Friday, October 15, 2004



First thoughts on the Third Way

I've been reading a lot about the Third Way recently. For those of you who aren't familiar with the term, the Third Way is the name for the sort of nominally (but maybe not really) left-wing policies pursued in the UK or here. It represents an attempt to reconcile social democracy (the first way) with neo-liberalism (the second) in order to produce a more centrist ideology which remains true to social democratic values while being relevant to a world in which class is dead and markets are triumphant.

At first glance, this doesn't sound too bad. After all, markets are a tool, just like government; does it matter so much which tools we use in pursuit of our goals? Unfortunately, the theory of the Third Way - as espoused by Anthony Giddens in his book The Third Way: The Renewal of Social Democracy - goes a little further than that. He lays out a list of "Third Way values":

  • Equality
  • Protection of the vulnerable
  • Freedom as autonomy
  • No rights without responsibilities
  • No authority without democracy
  • Cosmopolitan pluralism
  • Philosophic conservatism

...except that they don't realy mean what they seem to mean. "Protection of the vulnerable" turns out to mean "tough on crime", "no rights without responsibilities" means workfare, and "freedom as autonomy" is not about personal liberty but about obligations to the community. As for equality, it is first recast as a neutered equality of opportunity with a slight mention of redistribution, and then (in his later book The Third Way and its Critics) weakened still further: having noted that "equality of opportunity typically creates higher rather than lower inequalities of outcome", Giddens goes on to say that social democrats should accept this outcome; his comments on redistribution later in the same section are little different from those seen from neo-liberals.

And in terms of concrete policy specifications, a joint pamphlet by Tony Blair and Gerhard Schroder The Third Way / Die Neue Mitte advocates the usual neo-liberal recipe of price stability, tax cuts, shrinking government and tough welfare policies.

So looking at the theory, the Third Way seems to be nothing more than neo-liberalism cloaked in Orwellian newspeak.

What about the practice?
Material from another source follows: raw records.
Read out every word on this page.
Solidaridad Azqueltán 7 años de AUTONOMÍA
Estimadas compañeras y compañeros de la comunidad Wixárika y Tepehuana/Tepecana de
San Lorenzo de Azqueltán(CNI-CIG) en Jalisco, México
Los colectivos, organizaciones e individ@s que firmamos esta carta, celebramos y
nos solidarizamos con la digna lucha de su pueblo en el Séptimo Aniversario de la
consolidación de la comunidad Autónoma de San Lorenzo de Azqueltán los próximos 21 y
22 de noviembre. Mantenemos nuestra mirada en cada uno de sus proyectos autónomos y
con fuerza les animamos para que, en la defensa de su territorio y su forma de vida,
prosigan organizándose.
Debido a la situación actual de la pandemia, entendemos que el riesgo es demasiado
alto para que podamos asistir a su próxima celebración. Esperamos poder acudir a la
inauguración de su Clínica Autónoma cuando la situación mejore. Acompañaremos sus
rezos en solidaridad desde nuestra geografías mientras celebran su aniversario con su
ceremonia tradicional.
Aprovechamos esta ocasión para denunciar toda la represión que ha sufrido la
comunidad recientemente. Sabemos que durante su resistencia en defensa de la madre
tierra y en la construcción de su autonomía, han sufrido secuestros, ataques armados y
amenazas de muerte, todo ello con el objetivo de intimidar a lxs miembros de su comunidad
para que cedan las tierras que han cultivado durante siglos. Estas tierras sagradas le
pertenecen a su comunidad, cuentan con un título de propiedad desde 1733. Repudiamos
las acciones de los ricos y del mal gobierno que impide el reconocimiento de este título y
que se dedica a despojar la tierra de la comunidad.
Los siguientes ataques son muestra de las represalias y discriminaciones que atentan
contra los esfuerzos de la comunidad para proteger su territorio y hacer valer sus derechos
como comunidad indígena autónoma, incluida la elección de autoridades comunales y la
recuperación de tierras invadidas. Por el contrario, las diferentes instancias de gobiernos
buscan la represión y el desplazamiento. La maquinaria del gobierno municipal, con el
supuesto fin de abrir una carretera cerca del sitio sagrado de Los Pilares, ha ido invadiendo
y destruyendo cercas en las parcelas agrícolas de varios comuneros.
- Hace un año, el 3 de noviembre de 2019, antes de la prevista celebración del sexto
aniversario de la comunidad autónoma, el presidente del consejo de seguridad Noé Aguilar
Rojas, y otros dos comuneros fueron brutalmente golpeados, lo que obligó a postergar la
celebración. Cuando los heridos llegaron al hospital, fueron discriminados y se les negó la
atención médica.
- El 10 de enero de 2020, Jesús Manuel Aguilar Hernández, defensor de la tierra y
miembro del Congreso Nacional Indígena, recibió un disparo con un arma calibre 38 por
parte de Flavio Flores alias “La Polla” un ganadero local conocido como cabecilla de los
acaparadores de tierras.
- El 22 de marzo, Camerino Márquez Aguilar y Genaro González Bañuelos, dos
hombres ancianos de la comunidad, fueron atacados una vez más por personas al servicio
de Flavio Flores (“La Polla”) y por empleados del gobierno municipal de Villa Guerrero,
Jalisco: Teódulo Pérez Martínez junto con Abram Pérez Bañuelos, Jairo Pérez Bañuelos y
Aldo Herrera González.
Here we run into another problem: the Third Way is a broad path (so broad that one critic has compared it to a carpark), and there are many different variants. Blair's version seems to be little more than Thatcher in drag; while he has made important moves on child poverty, the rest of his program seems distressingly familiar to those who voted against neo-liberalism in 1997 (which is why they stayed away in droves at the last British election). In other words, his Third Way is just an attempt to disguise a continuation of neo-liberal policies from the left. But in New Zealand, it seems that the opposite is the case - our Third Way is far lefter than Blair's, and the label seems more an attempt to hide a (gradual) return to social democracy from the local right!
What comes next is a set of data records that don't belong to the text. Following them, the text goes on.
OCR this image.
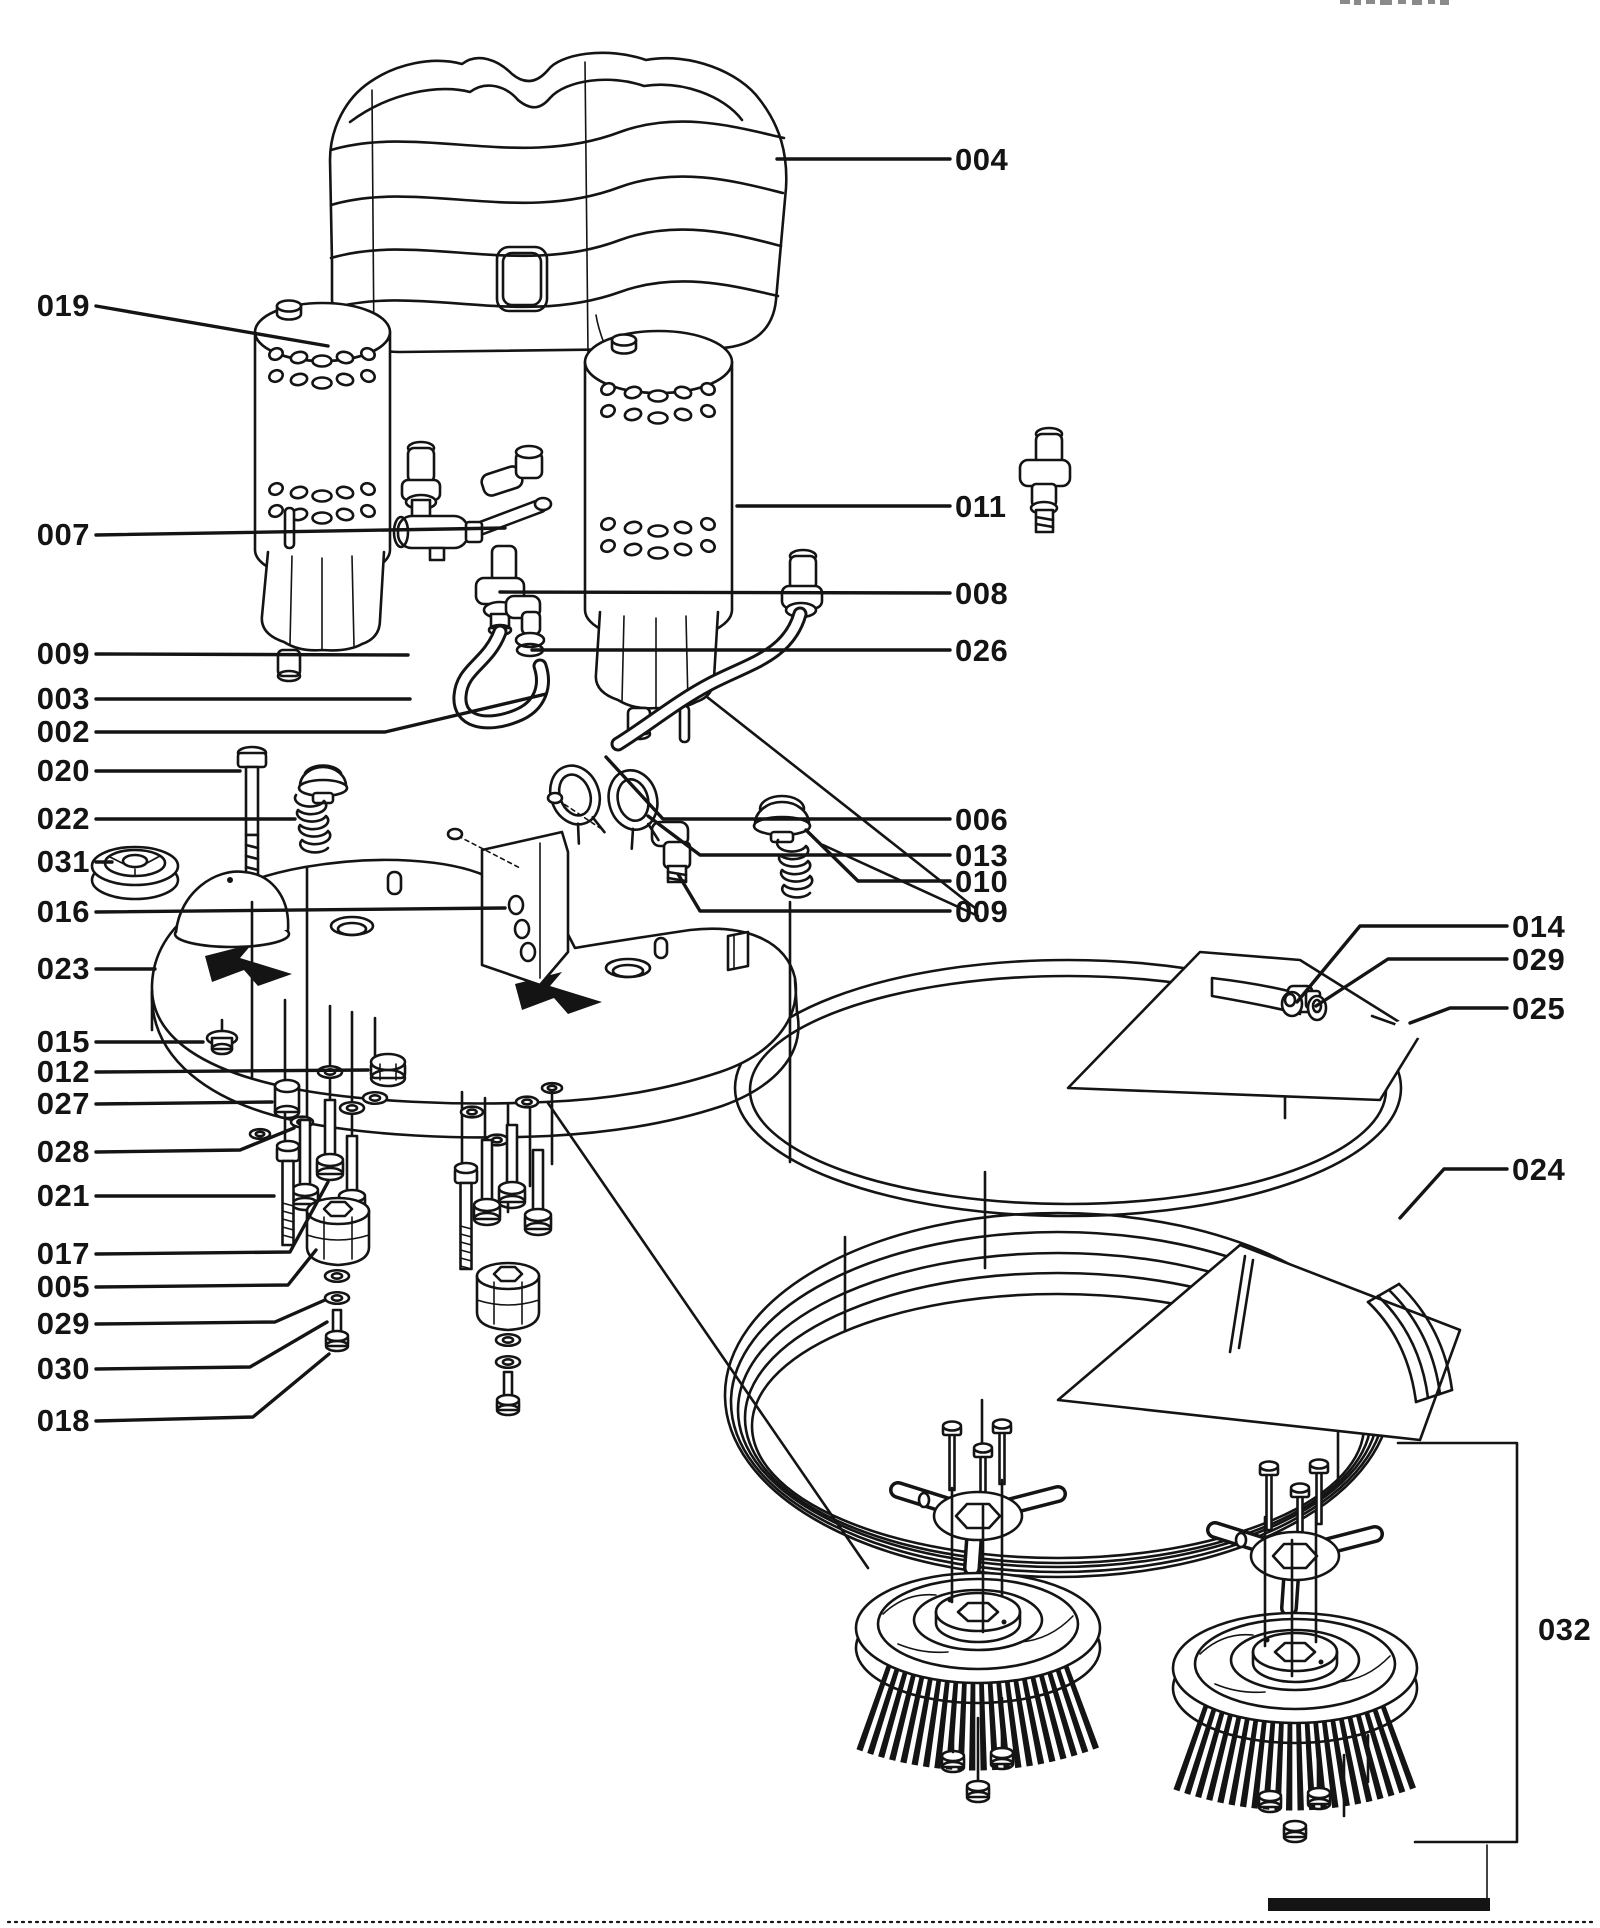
019
007
009
003
002
020
022
031
016
023
015
012
027
028
021
017
005
029
030
018
004
011
008
026
006
013
010
009	014
029
025
024
032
While the Clark government has left the underlying neo-liberal foundations mostly intact, it has not abandoned its commitment to equality of outcome. Neither has it abandoned low-income workers in favour of flexible labour markets, or government provision of core services in favour of the market. And so we've seen the renationalisation of ACC, the Employment Relations Act, and, in Working for Families, the first serious expansion of the welfare state in over twenty years. I guess the strategy of subterfuge works both ways.
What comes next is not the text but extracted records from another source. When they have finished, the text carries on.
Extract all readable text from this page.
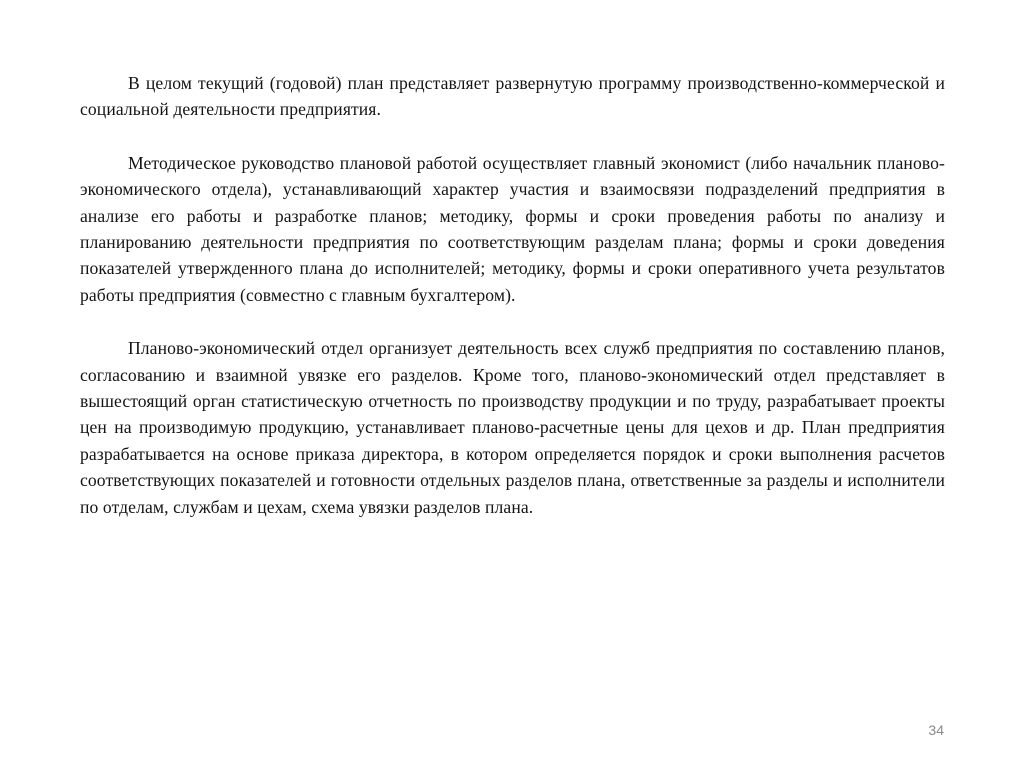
В целом текущий (годовой) план представляет развернутую программу производственно-коммерческой и социальной деятельности предприятия.

Методическое руководство плановой работой осуществляет главный экономист (либо начальник планово-экономического отдела), устанавливающий характер участия и взаимосвязи подразделений предприятия в анализе его работы и разработке планов; методику, формы и сроки проведения работы по анализу и планированию деятельности предприятия по соответствующим разделам плана; формы и сроки доведения показателей утвержденного плана до исполнителей; методику, формы и сроки оперативного учета результатов работы предприятия (совместно с главным бухгалтером).

Планово-экономический отдел организует деятельность всех служб предприятия по составлению планов, согласованию и взаимной увязке его разделов. Кроме того, планово-экономический отдел представляет в вышестоящий орган статистическую отчетность по производству продукции и по труду, разрабатывает проекты цен на производимую продукцию, устанавливает планово-расчетные цены для цехов и др. План предприятия разрабатывается на основе приказа директора, в котором определяется порядок и сроки выполнения расчетов соответствующих показателей и готовности отдельных разделов плана, ответственные за разделы и исполнители по отделам, службам и цехам, схема увязки разделов плана.

34
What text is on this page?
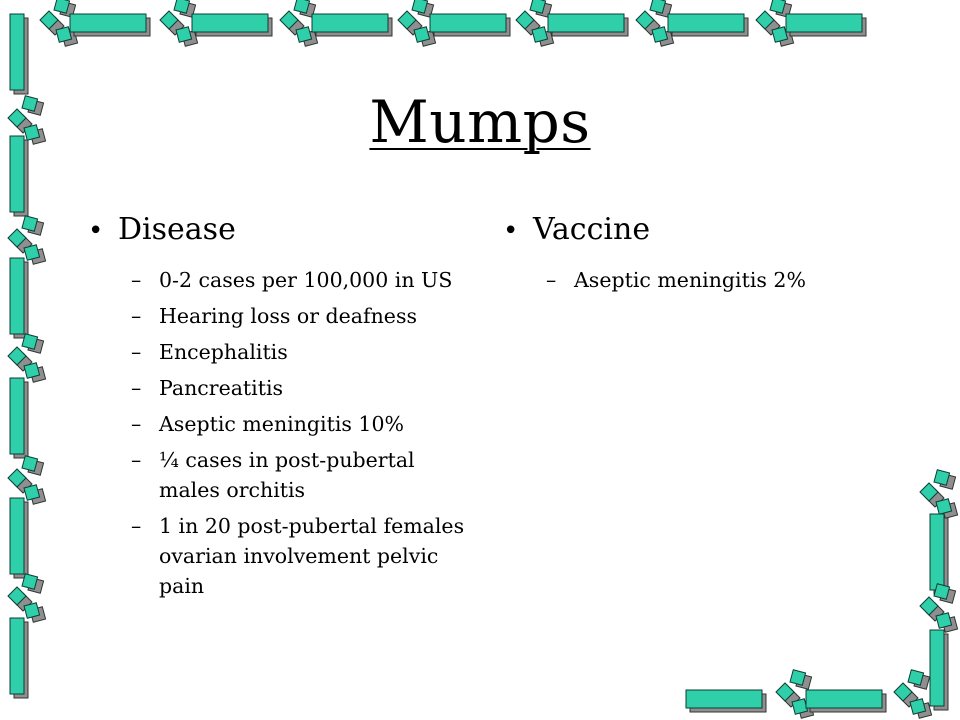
Mumps
• Disease
– 0-2 cases per 100,000 in US
– Hearing loss or deafness
– Encephalitis
– Pancreatitis
– Aseptic meningitis 10%
– ¼ cases in post-pubertal males orchitis
– 1 in 20 post-pubertal females ovarian involvement pelvic pain
• Vaccine
– Aseptic meningitis 2%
As for how we have this seemingly ridiculous situation of an ideological platform which is objectionable in theory but (at least sometimes) acceptable in practice, I think the answer lies in its origins. The Third Way was conceived and propagated as an electoral strategy, a grab-bag of disparate positions chosen to appeal to the supporters of neo-liberalism, by disillusioned social democrats who seem to have taken Francis Fukuyama's "end of history" far too seriously. They didn't believe social democratic values could be defended any more, and so sacrificed them. However, as the Clark government - and the poor reaction to Blair - shows, that isn't really the case. And it shows the way forward for the Third Way: not by abandoning social democratic values such as liberty and equality, but by re-confirming them. Buried under the Third Way's hype is something that can be defended: an attempt to update social democracy for an era where class isn't so relevant, and where the old tools seem less effective. But it cannot be defended if that "update" involves sacrificing the core values which made social democracy worth pursuing in the first place.